Aber die Gesellschaft aus Kirchhundem will nicht nur auf dem Gelände nahe des neuen Gerätehauses tätig werden, sondern auch im Baugebiet Östlich Rathaus. Dort soll nun doch eine Anlage für seniorengerechtes Wohnen entstehen. 

Direkt neben der Seniorenresidenz ist ein mehrgeschossiges Gebäude geplant. Dort sollen nach Angaben des Architekten Stracke, der auch für dieses Projekt die Planung übernommen hat, 14 „Kleinwohnungen“ auf zwei Etagen entstehen. Insgesamt sollen dort später 850 Quadratmeter Wohn- und Nutzfläche zur Verfügung stehen. Stracke: „Pro Etage sind das zwölf Wohnungen, dazu kommt dann noch in jedem Geschoss ein zusätzlicher Raum, der von den Bewohnern gemeinschaftlich genutzt werden kann.“

Stracke informiert weiter, dass die Bewohner dann Leistungen dazu buchen könnten. Möglich seien eine ambulante Pflege, aber auch ein Einkaufsservice und weitere Haushaltsdienstleitungen. All das laufe dann über eine Firma, die den Bewohnern als Vertragspartner diene.

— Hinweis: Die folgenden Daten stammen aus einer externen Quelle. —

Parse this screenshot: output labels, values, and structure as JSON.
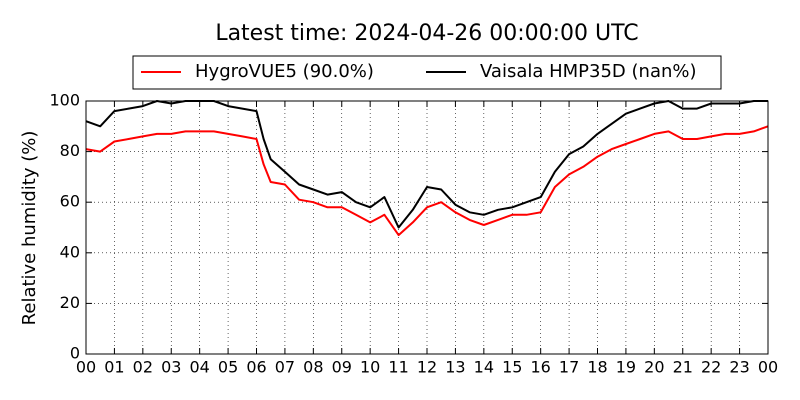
{
  "chart_data": {
    "type": "line",
    "title": "Latest time: 2024-04-26 00:00:00 UTC",
    "y_label": "Relative humidity (%)",
    "x": [
      0,
      0.5,
      1,
      1.5,
      2,
      2.5,
      3,
      3.5,
      4,
      4.5,
      5,
      5.5,
      6,
      6.25,
      6.5,
      7,
      7.5,
      8,
      8.5,
      9,
      9.5,
      10,
      10.5,
      11,
      11.5,
      12,
      12.5,
      13,
      13.5,
      14,
      14.5,
      15,
      15.5,
      16,
      16.5,
      17,
      17.5,
      18,
      18.5,
      19,
      19.5,
      20,
      20.5,
      21,
      21.5,
      22,
      22.5,
      23,
      23.5,
      24
    ],
    "series": [
      {
        "name": "HygroVUE5 (90.0%)",
        "color": "#ff0000",
        "values": [
          81,
          80,
          84,
          85,
          86,
          87,
          87,
          88,
          88,
          88,
          87,
          86,
          85,
          75,
          68,
          67,
          61,
          60,
          58,
          58,
          55,
          52,
          55,
          47,
          52,
          58,
          60,
          56,
          53,
          51,
          53,
          55,
          55,
          56,
          66,
          71,
          74,
          78,
          81,
          83,
          85,
          87,
          88,
          85,
          85,
          86,
          87,
          87,
          88,
          90
        ]
      },
      {
        "name": "Vaisala HMP35D (nan%)",
        "color": "#000000",
        "values": [
          92,
          90,
          96,
          97,
          98,
          100,
          99,
          100,
          100,
          100,
          98,
          97,
          96,
          85,
          77,
          72,
          67,
          65,
          63,
          64,
          60,
          58,
          62,
          50,
          57,
          66,
          65,
          59,
          56,
          55,
          57,
          58,
          60,
          62,
          72,
          79,
          82,
          87,
          91,
          95,
          97,
          99,
          100,
          97,
          97,
          99,
          99,
          99,
          100,
          100
        ]
      }
    ],
    "xlim": [
      0,
      24
    ],
    "xticks": [
      {
        "value": 0,
        "label": "00"
      },
      {
        "value": 1,
        "label": "01"
      },
      {
        "value": 2,
        "label": "02"
      },
      {
        "value": 3,
        "label": "03"
      },
      {
        "value": 4,
        "label": "04"
      },
      {
        "value": 5,
        "label": "05"
      },
      {
        "value": 6,
        "label": "06"
      },
      {
        "value": 7,
        "label": "07"
      },
      {
        "value": 8,
        "label": "08"
      },
      {
        "value": 9,
        "label": "09"
      },
      {
        "value": 10,
        "label": "10"
      },
      {
        "value": 11,
        "label": "11"
      },
      {
        "value": 12,
        "label": "12"
      },
      {
        "value": 13,
        "label": "13"
      },
      {
        "value": 14,
        "label": "14"
      },
      {
        "value": 15,
        "label": "15"
      },
      {
        "value": 16,
        "label": "16"
      },
      {
        "value": 17,
        "label": "17"
      },
      {
        "value": 18,
        "label": "18"
      },
      {
        "value": 19,
        "label": "19"
      },
      {
        "value": 20,
        "label": "20"
      },
      {
        "value": 21,
        "label": "21"
      },
      {
        "value": 22,
        "label": "22"
      },
      {
        "value": 23,
        "label": "23"
      },
      {
        "value": 24,
        "label": "00"
      }
    ],
    "ylim": [
      0,
      100
    ],
    "yticks": [
      0,
      20,
      40,
      60,
      80,
      100
    ],
    "grid": true,
    "legend": "top"
  }
}
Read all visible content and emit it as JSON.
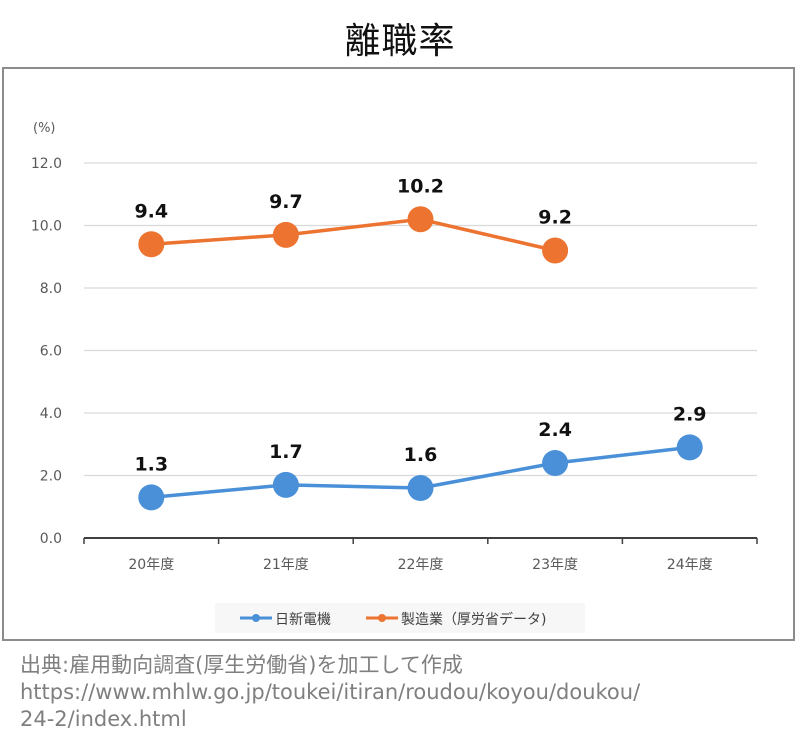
{
  "chart_data": {
    "type": "line",
    "title": "離職率",
    "ylabel": "(%)",
    "xlabel": "",
    "categories": [
      "20年度",
      "21年度",
      "22年度",
      "23年度",
      "24年度"
    ],
    "ylim": [
      0,
      12
    ],
    "yticks": [
      "0.0",
      "2.0",
      "4.0",
      "6.0",
      "8.0",
      "10.0",
      "12.0"
    ],
    "grid": true,
    "legend_position": "bottom",
    "series": [
      {
        "name": "日新電機",
        "color": "#4a90d9",
        "values": [
          1.3,
          1.7,
          1.6,
          2.4,
          2.9
        ],
        "labels": [
          "1.3",
          "1.7",
          "1.6",
          "2.4",
          "2.9"
        ]
      },
      {
        "name": "製造業（厚労省データ)",
        "color": "#ed7331",
        "values": [
          9.4,
          9.7,
          10.2,
          9.2,
          null
        ],
        "labels": [
          "9.4",
          "9.7",
          "10.2",
          "9.2",
          null
        ]
      }
    ]
  },
  "source": {
    "line1": "出典:雇用動向調査(厚生労働省)を加工して作成",
    "line2": "https://www.mhlw.go.jp/toukei/itiran/roudou/koyou/doukou/",
    "line3": "24-2/index.html"
  }
}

Bereits vor gut acht Jahren sollte ein ähnliches Projekt an gleicher Stelle errichtet werden. Damals wollte dort Lutz-Peter Lührmann bauen. Lührmann war auch Eigentümer der Seniorenresidenz, hat sich aber bereits vor Jahren komplett aus Kierspe zurückgezogen. Damit hatte sich damals auch jede Bautätigkeit an dieser Stelle erledigt, bis auf die Vorbereitung des Geländes für den Bau, die dort wie eine Narbe an die Planungen erinnert.

Allerdings wird sich dieser Zustand bald ändern, denn nach Mitteilung von Stracke liegt eine Baugenehmigung bereits vor, sodass mit den Arbeiten für das Gebäude bereits bald begonnen werden kann.